Editorial: Não é amanhã

No livro “Alice no País das Maravilhas”, o autor Lewis Carroll traz um diálogo interessante entre a personagem principal e o “Chapeleiro Maluco”, que tem uma importante lição. Quando Alice tomava chá com o Chapeleiro, ela notou que não havia geleia. Ela, então, pede. Em resposta, ouve: “A geleia é servida dia sim, dia não”. Alice reclama: “Mas ontem também não havia geleia!”. “Isso mesmo”, responde o Chapeleiro: “A regra é esta: geleia sempre ontem e geleia amanhã, nunca geleia hoje… porque hoje não é ontem nem amanhã”. Em outras palavras, o diálogo resume o que boa parte da humanidade pratica: a ação sempre amanhã, nunca hoje, porque hoje não é ontem, e ontem não é amanhã. 

As responsabilidades ficam apenas no falatório. Na “sociedade do espetáculo” é melhor falar, criticar e apontar do que cumprir com a sua obrigação, com a parte do dever cabe a cada cidadão. Todos estão voltados apenas para os julgamentos, para “a geleia do ontem, do amanhã, nunca a geleia do hoje”. É justamente nessa cega e egoísta visão que a sociedade abre brechas para velhos problemas voltarem e novos surgirem. A dengue avança fazendo vítimas fatais,  e as chuvas, com os bueiros entupidos e a falta de planejamento e ação dos governos, alagam casas, levam bens materiais e obrigam famílias a procurar abrigo. 
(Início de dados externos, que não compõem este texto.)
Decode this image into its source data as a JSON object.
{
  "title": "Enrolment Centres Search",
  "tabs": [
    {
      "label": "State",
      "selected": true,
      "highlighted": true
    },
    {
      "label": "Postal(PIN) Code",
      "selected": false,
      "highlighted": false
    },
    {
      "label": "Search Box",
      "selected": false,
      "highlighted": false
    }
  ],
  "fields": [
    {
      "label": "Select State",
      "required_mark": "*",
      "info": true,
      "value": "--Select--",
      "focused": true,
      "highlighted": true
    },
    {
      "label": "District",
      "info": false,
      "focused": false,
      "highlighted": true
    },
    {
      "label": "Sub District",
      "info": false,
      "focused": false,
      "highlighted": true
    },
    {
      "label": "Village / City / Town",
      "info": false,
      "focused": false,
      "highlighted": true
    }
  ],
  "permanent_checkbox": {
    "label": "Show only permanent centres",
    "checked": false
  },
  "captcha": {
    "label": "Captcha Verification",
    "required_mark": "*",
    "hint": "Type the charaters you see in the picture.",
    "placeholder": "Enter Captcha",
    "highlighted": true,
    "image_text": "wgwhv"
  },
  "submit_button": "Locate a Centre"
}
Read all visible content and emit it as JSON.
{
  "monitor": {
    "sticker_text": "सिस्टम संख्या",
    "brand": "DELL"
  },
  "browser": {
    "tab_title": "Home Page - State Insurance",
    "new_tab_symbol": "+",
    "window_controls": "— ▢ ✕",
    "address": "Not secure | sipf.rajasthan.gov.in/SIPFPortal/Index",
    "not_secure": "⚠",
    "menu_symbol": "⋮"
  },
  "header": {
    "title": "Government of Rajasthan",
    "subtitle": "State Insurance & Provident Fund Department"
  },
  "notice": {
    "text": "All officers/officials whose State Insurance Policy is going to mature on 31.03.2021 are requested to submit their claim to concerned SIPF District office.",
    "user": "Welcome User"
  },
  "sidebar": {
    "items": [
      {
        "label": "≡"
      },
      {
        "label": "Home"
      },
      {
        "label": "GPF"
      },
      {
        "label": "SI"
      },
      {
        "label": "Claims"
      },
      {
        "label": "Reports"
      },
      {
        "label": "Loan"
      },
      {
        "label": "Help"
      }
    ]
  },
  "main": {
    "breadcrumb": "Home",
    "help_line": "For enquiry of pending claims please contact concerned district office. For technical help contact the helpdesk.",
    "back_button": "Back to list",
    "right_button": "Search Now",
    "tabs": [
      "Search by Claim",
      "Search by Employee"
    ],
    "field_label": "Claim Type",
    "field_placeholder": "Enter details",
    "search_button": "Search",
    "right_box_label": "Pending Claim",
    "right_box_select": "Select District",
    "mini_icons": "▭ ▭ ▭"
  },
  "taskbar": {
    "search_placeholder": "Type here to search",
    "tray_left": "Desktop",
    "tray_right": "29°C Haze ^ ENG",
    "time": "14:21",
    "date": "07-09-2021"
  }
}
O Brasil enfrenta mais uma vez uma epidemia de dengue, e a tendência é que a situação piore. Falar desse assunto pode parecer cansativo, mas a verdade é que essa é uma conta que não fecha: como os brasileiros podem ser autodestrutivos a esse ponto? Evitar uma epidemia de dengue deveria ser algo simples, todas as formas de combate são amplamente conhecidas e de fácil ação. Uma pequena vistoria no quintal e pronto; tudo pode estar resolvido. Mas por aqui, na sociedade do “ontem e do amanhã”, a culpa é dos lotes, mesmos estudos comprovando que mais de 90% dos focos do mosquito Aedes aegypti estão nas casas. Por aqui, onde falar, apontar e julgar é mais fácil do que fazer, a responsabilidade nunca é minha, é sempre do outro. Afinal de contas, para que se preocupar, se dar o trabalho de fazer algo tão simples, como dar uma olhada no quintal, nas calhas, nas caixas d’água, se os brasileiros podem simplesmente “determinar” a causa do problema, quando o problema é um só: a falta de responsabilidade e, claro, de respeito consigo mesmo e com o coletivo. 

Quando Lewis Carroll escreveu “Alice no País das Maravilhas”, ele mal sabia que suas palavras ecoariam no tempo e trariam reflexões importantes. Sem saber o que está fazendo ao certo, a sociedade segue vivendo num eterno ontem e amanhã, sem pensar no hoje e nos frutos a serem colhidos. É neste ponto que vem uma das reflexões mais importantes: o que esperar do amanhã, se as sementes plantadas no ontem, no hoje, não são as melhores? Há algo bom para se esperar desta falta de responsabilidade? A resposta, talvez, seja mais clara do que se imagina.